Adrian Coates @ HMRC told me that "activity" in the rules could include employment, which I was concerned about.

However he said if employment counts, "it is important that Condition C is also met" and that the employment would only be relevant if it was via a connected party or via a company in the same way as was evident before. Here is the relevant extract of his reply to clarify:

 

"The actual draft legislation (Clause 18 of the draft Finance Bill 2016, found here: https://www.gov.uk/government/uploads/system/uploads/attachment_data/file/484090/151209_publication_v1_4.pdf) reads:

 

(3) Condition B is that, at any time within a period of two years beginning with the date on which the distribution is made—

            (a) the individual carries on a trade or activity which is the same as, or similar to, that carried on by the company,

            (b) the individual, or a person connected with him or her, is a participator in a company which at that time—

                        (i) carries on such a trade or activity, or

                        (ii) is connected with a company which carries on such a trade or activity, or

            (c) the individual is involved with the carrying on of such a trade or activity by a person connected with the individual.

 

As you can see, there is far more detail in the draft legislation. The first two tests ((a) and (b)) require the person to carry on a trade or be a participator in a company, so both require more than simple employment. The third test is where a person may come within the rules where they are an employee in a related activity after the distribution. Importantly, though, the test actually requires that the involvement is with a connected person.

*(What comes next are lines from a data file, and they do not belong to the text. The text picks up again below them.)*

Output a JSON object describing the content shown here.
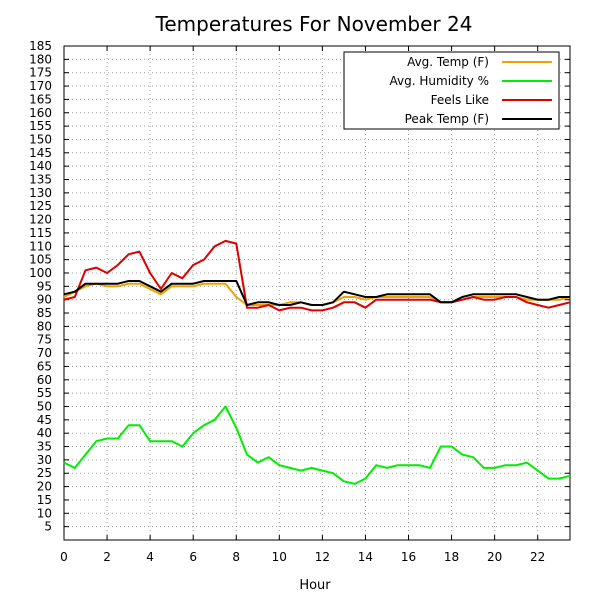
{
  "chart_data": {
    "type": "line",
    "title": "Temperatures For November 24",
    "xlabel": "Hour",
    "ylabel": "",
    "xlim": [
      0,
      23.5
    ],
    "ylim": [
      0,
      185
    ],
    "xticks": [
      0,
      2,
      4,
      6,
      8,
      10,
      12,
      14,
      16,
      18,
      20,
      22
    ],
    "yticks": [
      5,
      10,
      15,
      20,
      25,
      30,
      35,
      40,
      45,
      50,
      55,
      60,
      65,
      70,
      75,
      80,
      85,
      90,
      95,
      100,
      105,
      110,
      115,
      120,
      125,
      130,
      135,
      140,
      145,
      150,
      155,
      160,
      165,
      170,
      175,
      180,
      185
    ],
    "grid": true,
    "legend_position": "top-right",
    "x": [
      0,
      0.5,
      1,
      1.5,
      2,
      2.5,
      3,
      3.5,
      4,
      4.5,
      5,
      5.5,
      6,
      6.5,
      7,
      7.5,
      8,
      8.5,
      9,
      9.5,
      10,
      10.5,
      11,
      11.5,
      12,
      12.5,
      13,
      13.5,
      14,
      14.5,
      15,
      15.5,
      16,
      16.5,
      17,
      17.5,
      18,
      18.5,
      19,
      19.5,
      20,
      20.5,
      21,
      21.5,
      22,
      22.5,
      23,
      23.5
    ],
    "series": [
      {
        "name": "Avg. Temp (F)",
        "color": "#f0a000",
        "values": [
          91,
          93,
          95,
          96,
          95,
          95,
          96,
          96,
          94,
          92,
          95,
          95,
          95,
          96,
          96,
          96,
          91,
          88,
          88,
          88,
          88,
          89,
          89,
          88,
          88,
          89,
          91,
          91,
          90,
          91,
          91,
          91,
          91,
          91,
          91,
          89,
          89,
          90,
          91,
          91,
          91,
          91,
          91,
          90,
          90,
          90,
          90,
          91
        ]
      },
      {
        "name": "Avg. Humidity %",
        "color": "#00ee00",
        "values": [
          29,
          27,
          32,
          37,
          38,
          38,
          43,
          43,
          37,
          37,
          37,
          35,
          40,
          43,
          45,
          50,
          42,
          32,
          29,
          31,
          28,
          27,
          26,
          27,
          26,
          25,
          22,
          21,
          23,
          28,
          27,
          28,
          28,
          28,
          27,
          35,
          35,
          32,
          31,
          27,
          27,
          28,
          28,
          29,
          26,
          23,
          23,
          24
        ]
      },
      {
        "name": "Feels Like",
        "color": "#dd0000",
        "values": [
          90,
          91,
          101,
          102,
          100,
          103,
          107,
          108,
          100,
          94,
          100,
          98,
          103,
          105,
          110,
          112,
          111,
          87,
          87,
          88,
          86,
          87,
          87,
          86,
          86,
          87,
          89,
          89,
          87,
          90,
          90,
          90,
          90,
          90,
          90,
          89,
          89,
          90,
          91,
          90,
          90,
          91,
          91,
          89,
          88,
          87,
          88,
          89
        ]
      },
      {
        "name": "Peak Temp (F)",
        "color": "#000000",
        "values": [
          92,
          93,
          96,
          96,
          96,
          96,
          97,
          97,
          95,
          93,
          96,
          96,
          96,
          97,
          97,
          97,
          97,
          88,
          89,
          89,
          88,
          88,
          89,
          88,
          88,
          89,
          93,
          92,
          91,
          91,
          92,
          92,
          92,
          92,
          92,
          89,
          89,
          91,
          92,
          92,
          92,
          92,
          92,
          91,
          90,
          90,
          91,
          91
        ]
      }
    ]
  }
}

So, where the employment is with a third party the individual will not fall within the rule, whereas if the employment is with a connected person (say the company of a person's spouse) then Condition B will be met and regard must be had to Conditions A and C."

 

His other email to me had this to say about situations where a company was dissolved and the shareholder went on to gain employment with a third party:

 

"You have separately asked whether 'trade or activity' includes being in employment. I think that employment will count as carrying on the same or a similar trade or activity. However, as with my comments above, meeting Condition B does not in itself mean that the legislation will apply. Where a person ends their own business and liquidates a company, and goes on to act as an employee for an unconnected third party, it would seem unlikely that Condition C would be met."

 

Hope that helps.

Thanks (1)
avatar
By bumpdinkwhallop
17th Feb 2016 12:20

Fantasic

Fantastic comments everyone.

Very helpful for my future reference.